A call for decision

This coming Sunday is the 20th Sunday in Ordinary Time for Lectionary Cycle C. In yesterday’s post we took a moment to place the “fire and brimstone” opening verse in a context of the Lucan narrative. But as Brian Stoffregen insightfully noted that “Our gospel text is not one you find on many refrigerator doors or on greeting cards.” The image of Jesus in these texts is upsetting to one who only seeks the meek and mild Jesus. Having begun with an exhortation to courage in the face of tribulation, continuing with a warning against avarice in the face of fear, Jesus now raises the issue of judgment. The people are called to conversion before it is too late.

The twinned images of baptism and fire were present in Luke’s gospel early on: “He will baptize you with the Holy Spirit and fire’ (Luke 3:16). What differs here is that this baptism refers to Jesus himself, not to anyone else.

Interestingly, in the NT only rarely does “fire” (pýr) denote the earthly phenomenon. If Luke’s usage is not literal, then what are the possibilities? What is the fire Jesus comes to cast? Some possibilities from Luke/Acts (from Brian Stoffregen):

  • purification = removing the bad from the good
    • the unfruitful trees from the fruitful (Luke 3:9)
    • the chaff from the wheat (Luke 3:17; see also Jer 6:29; Zeph 13:9; Mal 3:2)
  • judgment = total destruction
    • by James and John against Samaritans (Luke 9:54)
    • by God on Sodom (Luke 17:29; Gen 19:24)
  • the presence of God
    • Jesus, who baptizes with Holy Spirit and fire (Luke 3:16)
    • the Holy Spirit as tongues of fire (Acts 2:3)
    • the angel in the burning bush (Acts 7:30; Ex 3:2)
  • a sign of the last days (Acts 2:19; Joel 2:28-32; 2 Peter 3:12)
  • a source of warmth and light on a cold, dark night (Luke 22:55; Acts 28:2)

Other possibilities

  • fire used in sacrifices (Ex 29:14; 29:34, etc.)
  • fire used to destroy the idol of the golden calf (Ex 32:20, 24)
  • connected with the Word of God (Is 30:27; Jer 5:14; 23:29)

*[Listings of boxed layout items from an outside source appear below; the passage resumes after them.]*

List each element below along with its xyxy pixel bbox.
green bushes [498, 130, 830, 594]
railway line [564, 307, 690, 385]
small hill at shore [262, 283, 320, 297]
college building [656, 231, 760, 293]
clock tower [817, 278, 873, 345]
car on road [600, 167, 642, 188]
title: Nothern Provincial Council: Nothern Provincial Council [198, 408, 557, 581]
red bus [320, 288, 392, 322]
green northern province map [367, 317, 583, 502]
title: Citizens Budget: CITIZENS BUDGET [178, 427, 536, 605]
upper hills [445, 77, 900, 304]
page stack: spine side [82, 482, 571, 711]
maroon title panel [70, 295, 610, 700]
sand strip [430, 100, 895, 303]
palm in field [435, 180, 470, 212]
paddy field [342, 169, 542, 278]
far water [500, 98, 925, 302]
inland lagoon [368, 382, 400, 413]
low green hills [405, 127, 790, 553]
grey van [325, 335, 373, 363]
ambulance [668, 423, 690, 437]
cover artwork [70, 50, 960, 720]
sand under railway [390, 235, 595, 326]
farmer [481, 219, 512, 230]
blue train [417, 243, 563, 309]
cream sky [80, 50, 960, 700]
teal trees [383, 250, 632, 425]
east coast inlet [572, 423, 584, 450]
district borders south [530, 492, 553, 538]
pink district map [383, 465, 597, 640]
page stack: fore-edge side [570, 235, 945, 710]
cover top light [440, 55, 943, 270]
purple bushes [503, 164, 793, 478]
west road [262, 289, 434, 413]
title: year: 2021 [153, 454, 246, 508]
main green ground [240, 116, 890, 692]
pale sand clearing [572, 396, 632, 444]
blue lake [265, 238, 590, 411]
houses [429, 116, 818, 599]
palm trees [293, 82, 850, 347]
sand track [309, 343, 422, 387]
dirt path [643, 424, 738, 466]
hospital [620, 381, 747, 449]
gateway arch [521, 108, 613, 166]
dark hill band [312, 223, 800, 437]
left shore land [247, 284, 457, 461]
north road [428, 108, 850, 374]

Given the variety of meanings with Luke’s writings, the meaning of this passage is far from obvious. An argument can be made for any of Luke’s metaphorical uses of “fire.” In a larger context of Luke’s narrative, especially the Jerusalem journey, one must remember that Jesus continually asks people to “see” that God’s care and providence (cf. 12:22-28) now is only a sign of the salvation that awaits. God’s desire is to give us the kingdom (v.32). Yet the journey to that kingdom involves judgment.

Whatever the meaning, the sense of urgency and decision is clear.

I have come to set the earth on fire, and how I wish it were already blazing!” (v.49) likely includes the richness of all the Lucan expressions – Jesus came to bring the Word of God, to bring salvation, to purify, and to fill the world with God’s Spirit, to form a holy and faithful people. A people “on fire” for God. But, Jesus is saying that God’s plan for salvation involves judgment, but a judgment that the Messiah will bear for others, not one he will inflict on others. It is not an attractive prospect, but Jesus longs for it to come, so that the saving work be accomplished.